Centro Administrativo do Governo de São Paulo
O projeto do novo Centro Administrativo do Governo de São Paulo promete transformar a região central da capital paulista. Com um investimento estimado em R$ 6 bilhões voltado para a construção de sete edifícios e dez torres, que juntos somarão mais de 300 mil metros quadrados de nova infraestrutura nos Campos Elíseos, a iniciativa busca não apenas centralizar órgãos públicos, mas também criar espaços de convivência e comércio.
Leilão e Consórcio Vencedor
O Consórcio MEZ-RZK foi o vencedor do leilão realizado nesta quinta-feira (26) para a PPP (Parceria Público-Privada) que abrange a construção e operação da proposta. A abertura dos envelopes ocorreu na B3, em São Paulo.
Modelo de Parceria Público-Privada
O projeto será realizado através de uma PPP com duração de 30 anos.
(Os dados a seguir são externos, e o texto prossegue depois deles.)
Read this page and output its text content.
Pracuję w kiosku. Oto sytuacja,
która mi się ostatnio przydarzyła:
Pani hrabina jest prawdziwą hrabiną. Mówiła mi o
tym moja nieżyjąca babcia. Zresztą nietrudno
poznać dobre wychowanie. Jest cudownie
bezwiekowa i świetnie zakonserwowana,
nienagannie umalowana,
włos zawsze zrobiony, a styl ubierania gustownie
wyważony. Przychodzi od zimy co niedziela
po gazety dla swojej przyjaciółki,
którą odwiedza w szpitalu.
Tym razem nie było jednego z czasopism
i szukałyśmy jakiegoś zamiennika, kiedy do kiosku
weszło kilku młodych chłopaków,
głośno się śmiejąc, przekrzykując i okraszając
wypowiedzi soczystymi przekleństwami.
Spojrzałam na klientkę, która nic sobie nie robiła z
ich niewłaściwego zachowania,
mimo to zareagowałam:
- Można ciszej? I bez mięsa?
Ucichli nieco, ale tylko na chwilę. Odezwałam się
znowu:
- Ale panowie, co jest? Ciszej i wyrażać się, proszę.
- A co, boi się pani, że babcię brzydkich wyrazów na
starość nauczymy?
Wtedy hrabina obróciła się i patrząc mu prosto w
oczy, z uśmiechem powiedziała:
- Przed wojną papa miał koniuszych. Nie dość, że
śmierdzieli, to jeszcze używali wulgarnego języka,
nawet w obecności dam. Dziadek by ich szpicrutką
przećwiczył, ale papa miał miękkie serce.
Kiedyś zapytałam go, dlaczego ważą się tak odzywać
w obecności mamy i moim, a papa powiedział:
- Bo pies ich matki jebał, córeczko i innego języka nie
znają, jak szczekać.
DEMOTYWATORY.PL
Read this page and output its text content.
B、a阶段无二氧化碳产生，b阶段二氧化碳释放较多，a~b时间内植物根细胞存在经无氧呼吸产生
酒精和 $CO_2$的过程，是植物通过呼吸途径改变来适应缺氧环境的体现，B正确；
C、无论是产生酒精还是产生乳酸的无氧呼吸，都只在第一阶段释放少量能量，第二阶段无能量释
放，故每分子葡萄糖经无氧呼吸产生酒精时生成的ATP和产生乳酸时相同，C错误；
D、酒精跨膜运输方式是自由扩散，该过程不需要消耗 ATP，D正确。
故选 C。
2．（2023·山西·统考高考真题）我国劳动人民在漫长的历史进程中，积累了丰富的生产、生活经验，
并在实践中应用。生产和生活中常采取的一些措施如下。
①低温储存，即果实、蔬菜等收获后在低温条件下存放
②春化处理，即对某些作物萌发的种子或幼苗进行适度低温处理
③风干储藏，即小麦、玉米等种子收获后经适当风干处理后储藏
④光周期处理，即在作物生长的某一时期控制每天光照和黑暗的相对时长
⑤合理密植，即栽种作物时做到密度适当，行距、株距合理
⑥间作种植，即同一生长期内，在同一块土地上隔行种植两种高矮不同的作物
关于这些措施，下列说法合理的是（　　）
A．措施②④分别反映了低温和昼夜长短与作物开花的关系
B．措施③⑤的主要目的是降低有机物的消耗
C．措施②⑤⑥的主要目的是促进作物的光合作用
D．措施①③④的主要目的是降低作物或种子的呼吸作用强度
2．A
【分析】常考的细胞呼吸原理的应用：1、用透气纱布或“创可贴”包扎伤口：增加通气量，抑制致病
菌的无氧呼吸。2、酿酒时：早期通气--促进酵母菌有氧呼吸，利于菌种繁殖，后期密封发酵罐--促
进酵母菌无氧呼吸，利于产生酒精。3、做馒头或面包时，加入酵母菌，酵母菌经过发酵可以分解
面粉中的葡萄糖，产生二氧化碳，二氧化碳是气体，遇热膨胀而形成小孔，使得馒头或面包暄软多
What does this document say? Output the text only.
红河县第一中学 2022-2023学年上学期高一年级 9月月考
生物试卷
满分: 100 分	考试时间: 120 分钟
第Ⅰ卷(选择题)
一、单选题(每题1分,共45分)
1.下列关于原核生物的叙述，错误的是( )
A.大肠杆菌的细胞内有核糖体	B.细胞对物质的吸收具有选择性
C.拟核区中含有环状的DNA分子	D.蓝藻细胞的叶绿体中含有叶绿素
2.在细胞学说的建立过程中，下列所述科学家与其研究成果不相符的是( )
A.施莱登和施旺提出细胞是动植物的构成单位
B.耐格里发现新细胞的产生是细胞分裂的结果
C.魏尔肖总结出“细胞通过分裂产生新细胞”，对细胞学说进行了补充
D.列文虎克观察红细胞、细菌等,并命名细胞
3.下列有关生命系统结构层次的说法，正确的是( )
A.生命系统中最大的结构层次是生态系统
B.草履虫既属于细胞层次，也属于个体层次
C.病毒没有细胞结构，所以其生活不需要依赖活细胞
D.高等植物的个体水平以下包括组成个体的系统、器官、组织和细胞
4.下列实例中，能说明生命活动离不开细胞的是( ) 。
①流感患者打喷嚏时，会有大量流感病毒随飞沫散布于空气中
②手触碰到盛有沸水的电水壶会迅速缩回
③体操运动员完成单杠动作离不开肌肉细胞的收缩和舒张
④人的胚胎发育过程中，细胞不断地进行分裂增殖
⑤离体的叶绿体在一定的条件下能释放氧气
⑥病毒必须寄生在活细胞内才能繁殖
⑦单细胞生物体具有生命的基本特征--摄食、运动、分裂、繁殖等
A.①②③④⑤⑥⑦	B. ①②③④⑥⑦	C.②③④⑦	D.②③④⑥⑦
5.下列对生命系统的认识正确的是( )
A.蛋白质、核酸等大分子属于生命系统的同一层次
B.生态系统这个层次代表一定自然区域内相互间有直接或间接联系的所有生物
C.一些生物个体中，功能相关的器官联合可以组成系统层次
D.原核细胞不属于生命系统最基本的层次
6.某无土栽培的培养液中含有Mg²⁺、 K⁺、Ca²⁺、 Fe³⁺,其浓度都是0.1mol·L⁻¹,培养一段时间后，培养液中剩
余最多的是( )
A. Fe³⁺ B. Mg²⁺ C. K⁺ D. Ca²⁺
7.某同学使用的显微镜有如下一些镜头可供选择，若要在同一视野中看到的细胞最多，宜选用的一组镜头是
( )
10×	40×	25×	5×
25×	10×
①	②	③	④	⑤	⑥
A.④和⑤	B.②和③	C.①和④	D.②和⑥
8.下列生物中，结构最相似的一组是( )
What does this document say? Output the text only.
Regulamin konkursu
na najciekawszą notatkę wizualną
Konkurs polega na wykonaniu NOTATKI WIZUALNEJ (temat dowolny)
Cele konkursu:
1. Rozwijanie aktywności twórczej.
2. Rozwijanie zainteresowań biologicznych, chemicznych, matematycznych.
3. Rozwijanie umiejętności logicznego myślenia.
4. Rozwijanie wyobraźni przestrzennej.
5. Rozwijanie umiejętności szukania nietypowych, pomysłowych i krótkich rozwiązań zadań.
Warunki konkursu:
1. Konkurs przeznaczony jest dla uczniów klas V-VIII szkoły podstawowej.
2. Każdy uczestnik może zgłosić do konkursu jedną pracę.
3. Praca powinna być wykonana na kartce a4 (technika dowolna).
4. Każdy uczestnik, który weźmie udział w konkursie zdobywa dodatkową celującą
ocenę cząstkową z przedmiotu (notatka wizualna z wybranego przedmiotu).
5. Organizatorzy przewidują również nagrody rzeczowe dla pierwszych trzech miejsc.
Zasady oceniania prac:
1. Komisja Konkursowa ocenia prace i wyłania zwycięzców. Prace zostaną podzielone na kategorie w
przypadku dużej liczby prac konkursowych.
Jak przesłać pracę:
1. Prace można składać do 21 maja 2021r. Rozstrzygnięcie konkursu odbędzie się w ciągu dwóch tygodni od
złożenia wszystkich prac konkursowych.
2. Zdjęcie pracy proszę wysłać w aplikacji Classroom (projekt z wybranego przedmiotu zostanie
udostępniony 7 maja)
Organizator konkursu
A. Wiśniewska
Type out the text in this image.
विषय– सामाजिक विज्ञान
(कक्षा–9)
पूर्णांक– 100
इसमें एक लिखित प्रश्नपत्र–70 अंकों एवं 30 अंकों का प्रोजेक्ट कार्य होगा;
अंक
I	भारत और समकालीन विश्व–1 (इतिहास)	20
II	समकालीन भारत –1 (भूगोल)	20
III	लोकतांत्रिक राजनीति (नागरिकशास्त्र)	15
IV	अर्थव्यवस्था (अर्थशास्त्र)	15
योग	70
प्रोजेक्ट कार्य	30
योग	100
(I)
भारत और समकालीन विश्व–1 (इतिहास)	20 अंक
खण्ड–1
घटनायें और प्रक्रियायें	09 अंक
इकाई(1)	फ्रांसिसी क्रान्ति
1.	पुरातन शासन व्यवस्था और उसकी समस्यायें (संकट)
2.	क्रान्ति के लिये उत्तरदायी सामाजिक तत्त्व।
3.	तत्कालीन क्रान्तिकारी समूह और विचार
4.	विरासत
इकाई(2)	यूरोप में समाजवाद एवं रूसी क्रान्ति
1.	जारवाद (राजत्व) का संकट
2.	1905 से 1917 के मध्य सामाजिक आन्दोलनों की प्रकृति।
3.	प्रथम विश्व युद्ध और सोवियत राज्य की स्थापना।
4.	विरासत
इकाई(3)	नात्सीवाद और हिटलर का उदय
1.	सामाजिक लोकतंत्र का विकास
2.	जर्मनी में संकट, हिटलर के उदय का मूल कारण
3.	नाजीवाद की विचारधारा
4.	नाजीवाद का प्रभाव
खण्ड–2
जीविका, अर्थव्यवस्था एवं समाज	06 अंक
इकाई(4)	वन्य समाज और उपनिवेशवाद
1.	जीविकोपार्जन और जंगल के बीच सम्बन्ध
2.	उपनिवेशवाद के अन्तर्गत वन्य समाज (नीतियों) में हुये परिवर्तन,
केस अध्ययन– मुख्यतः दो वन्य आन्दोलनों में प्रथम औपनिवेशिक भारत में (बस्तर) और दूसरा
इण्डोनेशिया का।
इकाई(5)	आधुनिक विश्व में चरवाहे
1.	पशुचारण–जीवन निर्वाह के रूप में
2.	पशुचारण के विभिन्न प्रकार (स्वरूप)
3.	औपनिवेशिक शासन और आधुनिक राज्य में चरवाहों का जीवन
Dos R$ 6 bilhões investidos, R$ 3,4 bilhões serão fornecidos pelo estado, enquanto o restante será aportado pela iniciativa privada. Durante o período do contrato, o governo pagará à concessionária uma contraprestação mensal de R$ 76,6 milhões, valor estabelecido após o resultado do leilão.
A sócia da ICO Consultoria, Isadora Coen, destacou que o modelo contratual prevê garantias para ambas as partes envolvidas. “O estado de São Paulo tem uma entidade garantidora, que é a CPP (Companhia Paulista de Parcerias), responsável por agir como um agente garantidor”, explicou. Ela acrescentou que, caso o governo não cumpra seus compromissos financeiros, a CPP se encarregará dos pagamentos por meio de um colchão de liquidez, reduzindo os riscos para o investidor privado, mesmo diante de possíveis mudanças de gestão ao longo das três décadas de contrato.
Impacto na Revitalização Urbana
Além da construção dos prédios administrativos, o projeto tem potencial para transformar o entorno. A região dos Campos Elíseos, que já possui a PPP de Habitação e o Hospital de Referência da Saúde da Mulher, receberá um impulso significativo com a presença de servidores públicos e a criação de novos espaços comerciais e de lazer.
Entretanto, o processo de implementação enfrenta desafios significativos. Isadora mencionou questões como desapropriações, reassentamento de populações vulneráveis e a alta taxa de criminalidade na região. “O estado e a concessionária precisarão se ocupar desses aspectos para que o investimento ocorra de forma eficaz e que a urbanização seja realizada adequadamente,” ressaltou. A previsão é que as entregas sejam feitas em um prazo de três a cinco anos após o início das obras.